The sundial that became a moral compass

“Lay me quietly in the earth, place a sun-dial over my grave, and let me be forgotten.”

– John Howard, on his deathbed January 1790

How do you memorialise someone who should be remembered, but has explicitly said they don’t want a memorial?

For the creators of the memorial to John Howard in Kherson, Ukraine, the solution was to take his dying words literally.

John Howard was a curious chap, as Tessa West observed in her biography. As a single-mined man of means, who today may well have had Asperger’s Syndrome, he was the Greta Thunberg of his day. Shaped by his own experiences of incarceration at the hands of the French, once he was in a position of authority in Bedford, UK, he set about inspecting the local prison. What he found was not only squalid, but dysfunctional. The state did not pay prison warders, so they had to make their money from the inmates, which created a cycle of debt and misery.

After coming up with some practical solutions, which could be applied to both prisons and hospitals, he published his findings. They became a bestseller and this spurred him on to set off around Europe knocking on the doors of prisons and telling the local bigwigs what he thought.

But rather than alienating himself, he seems to have been become something of a celebrity. This may have had as much to do with his reputation of also being a brilliant, albeit self-taught, doctor and was asked to help cure the sick while he was in the area.

Eventually his travels took him to Kherson in the new Russian lands where he finally contracted gaol fever (typhus) and died. The funeral was grand, as was his grave and ultimately his sundial memorial, which was built a couple of decades later.

Having been restored in 1990, the sundial has been maintained pretty well which, given the difficult times Ukraine has been through, is a mark of how it is valued.

So what possible use has a sundial now – they were out-of-date even when the memorial was built?

For anyone who likes their time-pieces to have features, this comes well-stacked. First, it is two sundials for the price of one, as the monument is an obelisk with a circular wall which is great for those who like precision or perhaps anyone who happened to be passing by in a newly invented hot-air balloon.

Second it is adorned with a nice picture of a slightly grumpy gilded John Howard.

Third, it comes with a number of inspirational mottoes.

  • ‘Alios salvos fecit’ (He saved others)
  • ‘Vixit propter alios’ (He lived for others)
  • It also says in Russian ‘Rest in peace, People’s friend’.

On my visit it also had two red carnations from an unknown admirer.

But there is one final feature. After visiting it, you become sensitised to other thoughtful monuments.

In Slavy Park, amongst all the heroic Soviet stuff, two memorials stand out despite being rather hidden away. Who could walk past the suffering of this mother who, presumably lost her son in Afghanistan and now seeks solace in religion without a twinge of sympathy?

And who could see this monument to the Chernobyl catastrophe and not just remember their sacrifice, but also that we are all part of the same world.

Back in the UK, John Howard’s wish to not be remembered has also been ignored. Here he is in Bedford.

He seems to be thinking a lot about something.

In his shoes, I’d be thinking why am I standing on top of a bunch of cherubic kids playing around with theatrical Greek comedy masks?

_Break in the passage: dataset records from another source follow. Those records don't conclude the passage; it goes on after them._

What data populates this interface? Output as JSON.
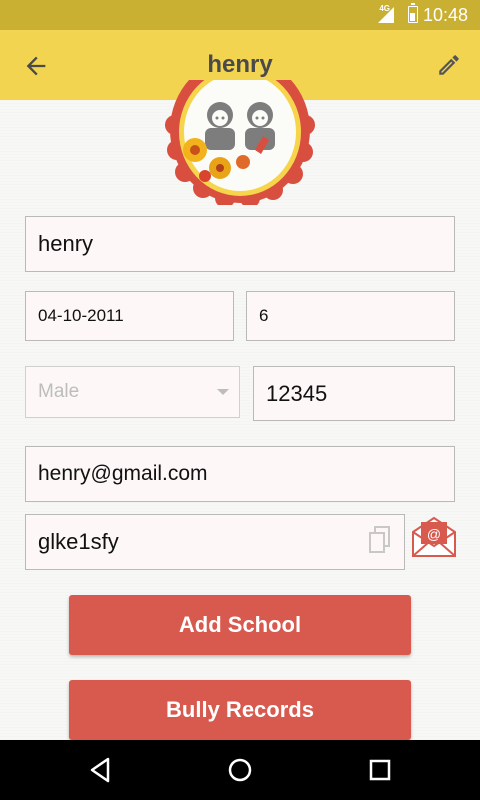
{
  "status_bar": {
    "network": "4G",
    "time": "10:48"
  },
  "toolbar": {
    "title": "henry",
    "back_icon": "arrow-left-icon",
    "edit_icon": "pencil-icon"
  },
  "profile": {
    "name": "henry",
    "dob": "04-10-2011",
    "age": "6",
    "gender_placeholder": "Male",
    "zip": "12345",
    "email": "henry@gmail.com",
    "code": "glke1sfy"
  },
  "buttons": {
    "add_school": "Add School",
    "bully_records": "Bully Records"
  },
  "colors": {
    "status_bar": "#c9b032",
    "toolbar": "#f2d450",
    "button": "#d85a4e",
    "field_bg": "#fdf7f7"
  }
}
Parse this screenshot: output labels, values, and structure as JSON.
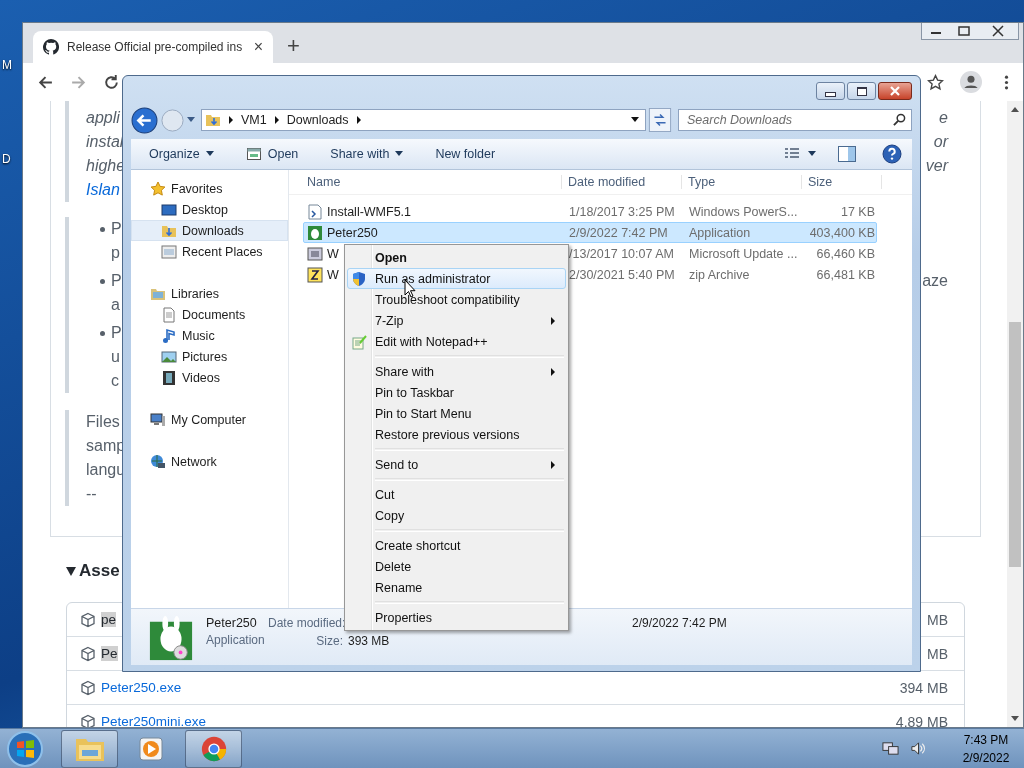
{
  "desktop": {
    "icon_labels": [
      {
        "text": "M"
      },
      {
        "text": "D"
      }
    ]
  },
  "browser": {
    "tab": {
      "title": "Release Official pre-compiled ins",
      "close": "×",
      "selected": true
    },
    "new_tab": "+",
    "page": {
      "blocks": [
        {
          "kind": "quote",
          "lines": [
            {
              "text": "appli",
              "kind": "emphasis",
              "right": "e"
            },
            {
              "text": "instal",
              "kind": "emphasis",
              "right": "or"
            },
            {
              "text": "highe",
              "kind": "emphasis",
              "right": "ver"
            },
            {
              "text": "Islan",
              "kind": "link"
            }
          ]
        },
        {
          "kind": "list",
          "items": [
            {
              "lines": [
                {
                  "text": "P"
                },
                {
                  "text": "p"
                }
              ]
            },
            {
              "lines": [
                {
                  "text": "P",
                  "right": "aze"
                },
                {
                  "text": "a"
                }
              ]
            },
            {
              "lines": [
                {
                  "text": "P"
                },
                {
                  "text": "u"
                },
                {
                  "text": "c"
                }
              ]
            }
          ]
        },
        {
          "kind": "quote",
          "lines": [
            {
              "text": "Files"
            },
            {
              "text": "samp"
            },
            {
              "text": "langu"
            },
            {
              "text": "--"
            }
          ]
        }
      ],
      "assets": {
        "heading": "Asse",
        "expanded": true,
        "rows": [
          {
            "name": "pe",
            "size": "MB",
            "highlighted": true
          },
          {
            "name": "Pe",
            "size": "MB",
            "highlighted": true
          },
          {
            "name": "Peter250.exe",
            "size": "394 MB",
            "highlighted": false
          },
          {
            "name": "Peter250mini.exe",
            "size": "4.89 MB",
            "highlighted": false
          }
        ]
      }
    }
  },
  "explorer": {
    "breadcrumb": [
      "VM1",
      "Downloads"
    ],
    "search": {
      "placeholder": "Search Downloads"
    },
    "toolbar": [
      {
        "label": "Organize",
        "dropdown": true,
        "kind": "text"
      },
      {
        "label": "Open",
        "dropdown": false,
        "kind": "with-icon"
      },
      {
        "label": "Share with",
        "dropdown": true,
        "kind": "text"
      },
      {
        "label": "New folder",
        "dropdown": false,
        "kind": "text"
      }
    ],
    "nav": [
      {
        "label": "Favorites",
        "selected": false,
        "children": [
          {
            "label": "Desktop",
            "selected": false
          },
          {
            "label": "Downloads",
            "selected": true
          },
          {
            "label": "Recent Places",
            "selected": false
          }
        ]
      },
      {
        "label": "Libraries",
        "selected": false,
        "children": [
          {
            "label": "Documents",
            "selected": false
          },
          {
            "label": "Music",
            "selected": false
          },
          {
            "label": "Pictures",
            "selected": false
          },
          {
            "label": "Videos",
            "selected": false
          }
        ]
      },
      {
        "label": "My Computer",
        "selected": false
      },
      {
        "label": "Network",
        "selected": false
      }
    ],
    "columns": [
      "Name",
      "Date modified",
      "Type",
      "Size"
    ],
    "files": [
      {
        "name": "Install-WMF5.1",
        "date": "1/18/2017 3:25 PM",
        "type": "Windows PowerS...",
        "size": "17 KB",
        "selected": false
      },
      {
        "name": "Peter250",
        "date": "2/9/2022 7:42 PM",
        "type": "Application",
        "size": "403,400 KB",
        "selected": true
      },
      {
        "name": "W",
        "date": "/13/2017 10:07 AM",
        "type": "Microsoft Update ...",
        "size": "66,460 KB",
        "selected": false
      },
      {
        "name": "W",
        "date": "2/30/2021 5:40 PM",
        "type": "zip Archive",
        "size": "66,481 KB",
        "selected": false
      }
    ],
    "details": {
      "name": "Peter250",
      "type": "Application",
      "date_modified_label": "Date modified:",
      "size_label": "Size:",
      "size": "393 MB",
      "date_created": "2/9/2022 7:42 PM"
    }
  },
  "context_menu": {
    "items": [
      {
        "kind": "item",
        "label": "Open",
        "default": true,
        "highlighted": false,
        "submenu": false
      },
      {
        "kind": "item",
        "label": "Run as administrator",
        "default": false,
        "highlighted": true,
        "submenu": false
      },
      {
        "kind": "item",
        "label": "Troubleshoot compatibility",
        "default": false,
        "highlighted": false,
        "submenu": false
      },
      {
        "kind": "item",
        "label": "7-Zip",
        "default": false,
        "highlighted": false,
        "submenu": true
      },
      {
        "kind": "item",
        "label": "Edit with Notepad++",
        "default": false,
        "highlighted": false,
        "submenu": false
      },
      {
        "kind": "separator"
      },
      {
        "kind": "item",
        "label": "Share with",
        "default": false,
        "highlighted": false,
        "submenu": true
      },
      {
        "kind": "item",
        "label": "Pin to Taskbar",
        "default": false,
        "highlighted": false,
        "submenu": false
      },
      {
        "kind": "item",
        "label": "Pin to Start Menu",
        "default": false,
        "highlighted": false,
        "submenu": false
      },
      {
        "kind": "item",
        "label": "Restore previous versions",
        "default": false,
        "highlighted": false,
        "submenu": false
      },
      {
        "kind": "separator"
      },
      {
        "kind": "item",
        "label": "Send to",
        "default": false,
        "highlighted": false,
        "submenu": true
      },
      {
        "kind": "separator"
      },
      {
        "kind": "item",
        "label": "Cut",
        "default": false,
        "highlighted": false,
        "submenu": false
      },
      {
        "kind": "item",
        "label": "Copy",
        "default": false,
        "highlighted": false,
        "submenu": false
      },
      {
        "kind": "separator"
      },
      {
        "kind": "item",
        "label": "Create shortcut",
        "default": false,
        "highlighted": false,
        "submenu": false
      },
      {
        "kind": "item",
        "label": "Delete",
        "default": false,
        "highlighted": false,
        "submenu": false
      },
      {
        "kind": "item",
        "label": "Rename",
        "default": false,
        "highlighted": false,
        "submenu": false
      },
      {
        "kind": "separator"
      },
      {
        "kind": "item",
        "label": "Properties",
        "default": false,
        "highlighted": false,
        "submenu": false
      }
    ]
  },
  "taskbar": {
    "apps": [
      {
        "running": true
      },
      {
        "running": false
      },
      {
        "running": true
      }
    ],
    "clock": {
      "time": "7:43 PM",
      "date": "2/9/2022"
    }
  }
}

This makes more sense when you know that the statue was created by Gilbert Allen who also designed the Statue of Eros in London’s theatre district. So in one way this is more in line with John Howard’s wish. It isn’t really a monument to him or his life’s work and, judging by the people walking past, he has well and truly been forgotten.

He should also be satisfied that in nearby Cardington, there is little clue that this was where he lived. However, this may be because his works have been overshadowed by a more recent event. A clue is in the village sign with the big grey sausage in the sky. The R101 airship was housed nearby and after it crashed in France in 1930, the 36 who died were buried here in the graveyard.

However, John Howard has left a legacy here which you can still see today.

A set of cottages which he had built to a high standard made sure that locals could live decently. He charged the going rate in rent which covered the cost of repairs and maintenance. He used his wealth to create the conditions for decent living, but it was then up to the people themselves to keep up to it.

As for his former home, there is little to signify who once lived here other than it being called Howard House.

But Howard’s name does live on in a more significant way through the charities that have been established to promote better prison conditions, such as the Howard League for Penal Reform.

One mystery remains. Why did he want a sundial placed over his body?

Was there a sundial in that garden? Was he trying to recreate a little piece of his home in this distant land? Or was he just expressing his exasperation at local timekeeping.

We will never know.

What we do know is that one person can make a big difference, on issues that might at first seem unimportant to the rich and powerful.

We also know that no-one in Kherson has an excuse for being late because they don’t know the time – as long as it’s sunny.